Claudia Patricia Mora Vega (born 11 February 1981) is a Chilean journalist and politician who serves as a member of the Chamber of Deputies.

She's representing the 11th District of Las Condes, Lo Barnechea, Vitacura, La Reina and Peñalolén, last commune where she also served as a councillor.

== Early life and family ==
Mora was born on 19 February 1981 in Santiago. She is the daughter of Nibaldo Mora and Rosa Vega.

She is a journalist graduated from the SEK International University at Ecuador.

==Political career==
She is a member of National Renewal (RN).

In the 2008 municipal elections she ran as a candidate for municipal councillor in Peñalolén, in the Santiago Metropolitan Region, but was not elected, obtaining 3,699 votes (4.92%).
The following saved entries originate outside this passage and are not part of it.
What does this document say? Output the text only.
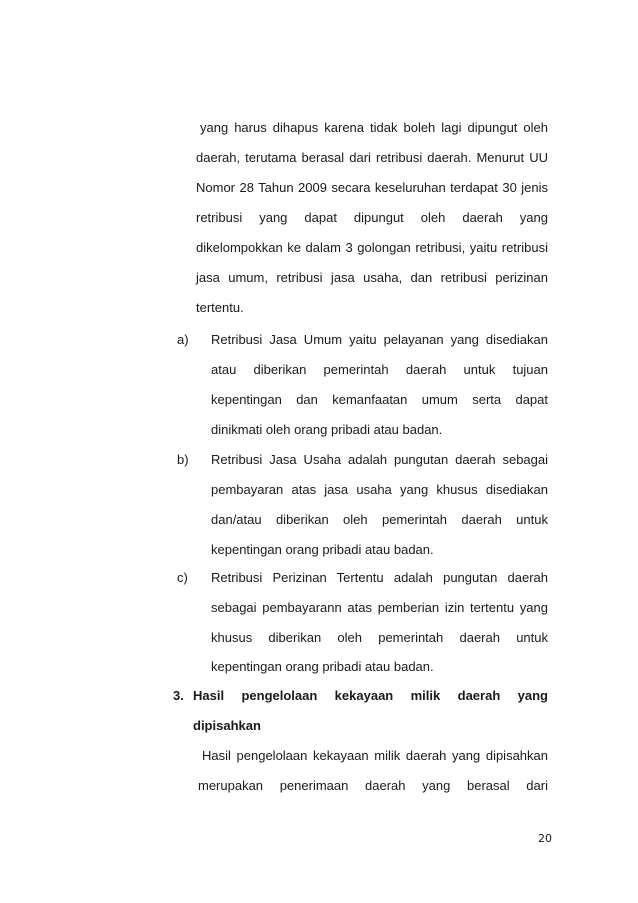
yang harus dihapus karena tidak boleh lagi dipungut oleh
daerah, terutama berasal dari retribusi daerah. Menurut UU
Nomor 28 Tahun 2009 secara keseluruhan terdapat 30 jenis
retribusi yang dapat dipungut oleh daerah yang
dikelompokkan ke dalam 3 golongan retribusi, yaitu retribusi
jasa umum, retribusi jasa usaha, dan retribusi perizinan
tertentu.
a) Retribusi Jasa Umum yaitu pelayanan yang disediakan
atau diberikan pemerintah daerah untuk tujuan
kepentingan dan kemanfaatan umum serta dapat
dinikmati oleh orang pribadi atau badan.
b) Retribusi Jasa Usaha adalah pungutan daerah sebagai
pembayaran atas jasa usaha yang khusus disediakan
dan/atau diberikan oleh pemerintah daerah untuk
kepentingan orang pribadi atau badan.
c) Retribusi Perizinan Tertentu adalah pungutan daerah
sebagai pembayarann atas pemberian izin tertentu yang
khusus diberikan oleh pemerintah daerah untuk
kepentingan orang pribadi atau badan.
3. Hasil pengelolaan kekayaan milik daerah yang
dipisahkan
Hasil pengelolaan kekayaan milik daerah yang dipisahkan
merupakan penerimaan daerah yang berasal dari
20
Four years later, in 2012, she was elected municipal councillor for the same commune, obtaining 4,983 votes (8.32% of the vote).

She was re-elected as councillor for Peñalolén in the 2016 municipal elections with 2,679 votes (6.0%), and again in 2021 with 3,761 votes (4.54%).

In the 2024 municipal elections she ran as a candidate for mayor of Peñalolén, obtaining 52,170 votes (35.98%) but was not elected.

In the parliamentary elections of 16 November 2025 she ran for the Chamber of Deputies representing the 11th District of the Santiago Metropolitan Region (La Reina, Las Condes, Lo Barnechea, Peñalolén and Vitacura) as a candidate of National Renewal. She was elected with 20,429 votes, equivalent to 3.84% of the total votes cast, for the 2026–2030 legislative period.